Cerita Bersambung Sandyakala Ratu Malang: Bagian 027

Cerita Bersambung Sandyakala Ratu Malang: Bagian 027Sandyakala Ratu Malang - Harian Jogja/Hengki Irawan
15 Juli 2020 22:47 WIB Joko Santosa Hiburan Share :

“Mohon teman-teman diam! Beri kesempatan bibi meneruskan cerita. Mengapa engkau hendak dibunuh oleh para pengawal suamimu sendiri?” Sepasang mata Damar mencorong aneh, seolah hendak menembus dada dan menjenguk isi hati perempuan di depannya.

“Awalnya, suamiku menyuruh aku pergi ke Mataram dengan kawalan para punggawa. Di tengah hutan, kami hendak dibunuh, dan menurut pengakuan Mantiki, memang mereka disuruh oleh suamiku sendiri,” ujar Mila tenang.

Para pemuda yang tadinya marah kini menggeleng-gelengkan kepala. Juga Damar tidak habis pikir. Matanya memandang jauh ke depan. Keningnya berkerut merut.

“Mengapa suamimu ingin membunuhmu? Dan tega terhadap putrinya sendiri?”

“Semua ulah perempuan siluman, iblis berupa wanita cantik,” Mila menarik napas dalam-dalam, sementara Latri terisak-isak karena sedih dan cringe dengan polah ayahnya.

“Lembah Manah, selir suamiku. Hatinya busuk, bertentangan dengan namanya. Kata-kata ramamu benar, bahwa Lembah perempuan siluman. Setelah semua selir Ki Suradipa terusir dari kademangan, Lembah masih ingin melenyapkan aku dan anakku yang dianggap hanya calabéka, menjadi penghalang cita-citanya menguasai Tembayat,”

“Binatang berwajah manusia,” geram Damar.

Mila menggelengkan kepala dengan muka sedih.

“Suradipa tidak jahat. Dulu ia bahkan menjadi Banteng Mataram. Setelah ia memboyong Lembah Manah masuk kademangan, ahh, ia tersesat sedemikian jauh. Kematian ramamu bukan semata-mata kesalahan Suradipa, ada otak penghasut di belakangnya, siapa lagi kalau bukan dia, ledek berhati culas itu,” Mila tidak mampu menahan diri. Ia meruntuhkan waspa.

“Duh suamiku, nasib apa yang kelak menimpamu?” isak Mila yang meski nyata-nyata Ki Suradipa mengincar nyawanya toh masih juga mencemaskan masa depannya.

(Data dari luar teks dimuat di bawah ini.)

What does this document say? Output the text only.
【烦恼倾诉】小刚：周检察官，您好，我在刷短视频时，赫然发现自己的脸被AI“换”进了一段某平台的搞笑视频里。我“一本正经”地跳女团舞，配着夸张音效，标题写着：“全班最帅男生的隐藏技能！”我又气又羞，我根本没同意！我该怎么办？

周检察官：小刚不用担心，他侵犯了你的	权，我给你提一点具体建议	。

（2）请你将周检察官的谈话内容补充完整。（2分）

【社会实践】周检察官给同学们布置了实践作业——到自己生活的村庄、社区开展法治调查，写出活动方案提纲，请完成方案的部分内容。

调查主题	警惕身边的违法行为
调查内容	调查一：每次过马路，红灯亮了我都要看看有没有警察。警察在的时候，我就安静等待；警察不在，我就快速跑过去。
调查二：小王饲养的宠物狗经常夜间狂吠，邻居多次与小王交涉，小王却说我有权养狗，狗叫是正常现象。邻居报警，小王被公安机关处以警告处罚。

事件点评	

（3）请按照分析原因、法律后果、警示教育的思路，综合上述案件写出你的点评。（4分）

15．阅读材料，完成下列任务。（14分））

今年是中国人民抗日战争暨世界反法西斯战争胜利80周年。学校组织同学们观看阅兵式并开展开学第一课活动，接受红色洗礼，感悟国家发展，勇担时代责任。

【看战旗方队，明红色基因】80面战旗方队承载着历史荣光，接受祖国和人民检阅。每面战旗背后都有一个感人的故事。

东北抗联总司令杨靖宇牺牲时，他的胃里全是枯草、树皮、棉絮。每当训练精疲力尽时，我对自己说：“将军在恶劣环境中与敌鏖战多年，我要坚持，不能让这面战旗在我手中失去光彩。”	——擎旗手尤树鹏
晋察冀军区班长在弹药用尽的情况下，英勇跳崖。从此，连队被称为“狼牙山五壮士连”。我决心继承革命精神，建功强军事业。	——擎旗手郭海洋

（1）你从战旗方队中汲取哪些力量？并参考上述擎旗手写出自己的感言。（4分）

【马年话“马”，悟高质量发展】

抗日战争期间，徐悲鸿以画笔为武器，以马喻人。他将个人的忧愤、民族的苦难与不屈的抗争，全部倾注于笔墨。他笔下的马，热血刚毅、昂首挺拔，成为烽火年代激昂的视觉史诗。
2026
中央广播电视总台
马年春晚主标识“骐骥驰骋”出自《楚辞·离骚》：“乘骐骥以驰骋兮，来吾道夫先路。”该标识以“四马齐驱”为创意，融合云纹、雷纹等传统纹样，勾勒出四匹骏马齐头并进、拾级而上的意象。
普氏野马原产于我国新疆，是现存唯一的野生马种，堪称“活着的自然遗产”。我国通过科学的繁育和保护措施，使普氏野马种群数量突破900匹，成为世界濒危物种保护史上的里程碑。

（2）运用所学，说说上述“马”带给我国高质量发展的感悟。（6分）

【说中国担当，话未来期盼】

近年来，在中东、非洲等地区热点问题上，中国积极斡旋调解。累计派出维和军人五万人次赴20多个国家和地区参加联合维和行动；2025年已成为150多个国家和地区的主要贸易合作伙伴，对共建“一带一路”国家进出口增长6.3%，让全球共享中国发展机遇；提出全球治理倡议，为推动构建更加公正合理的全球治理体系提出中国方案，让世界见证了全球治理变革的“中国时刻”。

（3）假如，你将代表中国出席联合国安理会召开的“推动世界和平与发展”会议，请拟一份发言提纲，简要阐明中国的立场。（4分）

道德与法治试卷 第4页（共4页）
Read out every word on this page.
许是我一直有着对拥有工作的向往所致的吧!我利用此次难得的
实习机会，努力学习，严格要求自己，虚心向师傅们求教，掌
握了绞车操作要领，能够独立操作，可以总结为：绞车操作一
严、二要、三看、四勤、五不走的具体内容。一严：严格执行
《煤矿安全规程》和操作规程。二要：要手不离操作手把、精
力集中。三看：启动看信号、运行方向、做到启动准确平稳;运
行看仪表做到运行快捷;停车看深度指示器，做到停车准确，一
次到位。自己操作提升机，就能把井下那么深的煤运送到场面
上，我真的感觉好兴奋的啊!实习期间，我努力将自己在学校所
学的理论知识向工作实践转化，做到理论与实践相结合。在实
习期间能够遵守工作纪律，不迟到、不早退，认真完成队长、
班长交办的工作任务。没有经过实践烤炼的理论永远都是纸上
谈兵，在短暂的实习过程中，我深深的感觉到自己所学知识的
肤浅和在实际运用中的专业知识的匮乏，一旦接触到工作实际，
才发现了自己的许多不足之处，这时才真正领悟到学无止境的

“Sayang sekali seorang pengawal berhasil lolos. Tentu ia membuat laporan kepada suami bibi, dan demang itu akan mengerti bahwa engkau dan adik Latri masih hidup,” ujar Damar.

Kini kebencian semua orang terhadap Mila dan Latri berubah iba. Kasihan ibu dan anak, yang sengsara akibat kekejaman Suradipa. Sampai jelang subuh mereka bercakap-cakap serius. Mengingat tentu Suradipa akan memburu istri dan putrinya yang belum binasa, maka menurut Damar alangkah lebih baik jika mereka berkenan sementara tinggal bersama di hutan.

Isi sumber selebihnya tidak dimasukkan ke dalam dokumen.